Drought insurance has been the subject of domestic Australian policy debate in recent years. But New South Wales rejected the proposal to introduce what is known as multi-peril crop insurance into Australia. It is not fair to expect taxpayers to carry the risk while industry avoids the transition to multi-peril, weather-based or indexed crop or livestock insurance. 

Drought insurance would be a more effective policy measure to protect dairy farmers than either direct household assistance or price-maintenance. The United States and Europe have long since integrated this market mechanism into their agricultural production systems, benefiting domestic production, export product, consumers and farmers – all without having to resort to trade-distorting direct subsidies. 

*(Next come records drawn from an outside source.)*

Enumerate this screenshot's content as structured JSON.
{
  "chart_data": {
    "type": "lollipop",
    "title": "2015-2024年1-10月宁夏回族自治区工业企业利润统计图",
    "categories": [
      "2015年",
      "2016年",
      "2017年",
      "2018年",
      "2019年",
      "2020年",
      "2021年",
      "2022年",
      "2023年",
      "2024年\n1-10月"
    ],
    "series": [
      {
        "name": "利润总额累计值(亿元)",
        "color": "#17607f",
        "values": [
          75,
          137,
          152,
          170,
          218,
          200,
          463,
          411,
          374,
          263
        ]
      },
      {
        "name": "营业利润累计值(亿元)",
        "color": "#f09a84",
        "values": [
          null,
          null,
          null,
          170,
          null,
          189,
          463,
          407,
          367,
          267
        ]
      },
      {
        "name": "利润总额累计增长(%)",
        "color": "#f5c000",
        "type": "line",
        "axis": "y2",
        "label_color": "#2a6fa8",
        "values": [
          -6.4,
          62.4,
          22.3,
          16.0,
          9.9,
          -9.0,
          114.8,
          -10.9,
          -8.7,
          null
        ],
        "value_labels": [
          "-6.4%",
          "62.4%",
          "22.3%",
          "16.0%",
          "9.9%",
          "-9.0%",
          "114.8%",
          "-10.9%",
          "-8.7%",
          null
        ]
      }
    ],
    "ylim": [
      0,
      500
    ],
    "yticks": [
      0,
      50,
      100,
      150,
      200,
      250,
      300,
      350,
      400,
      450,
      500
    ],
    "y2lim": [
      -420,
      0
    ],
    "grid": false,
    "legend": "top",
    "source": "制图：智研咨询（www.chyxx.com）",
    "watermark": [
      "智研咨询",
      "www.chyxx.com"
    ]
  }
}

Drought insurance is a market mechanism, so it takes the burden off the taxpayer to bail out unproductive agribusiness and it protects the farm from short-term weather risks causing massive long-term structural disruptions. Higher premiums would apply to less productive farms that choose to farm in areas with less water resources.

It should not be difficult for the global insurance industry to design a product to mitigate the weather risks of Australian dairy production. Yet lobby-groups in the Australian agricultural sector have persistently clung to government handouts. 

If Australia is to have a viable international dairy industry, and if these persistent weather risks are indeed foreseeable, then Australia needs to leave the subsidies behind and face the market. Drought insurance is the logical long-term solution as Australian dairy farmers increasingly forge new paths into Asian markets.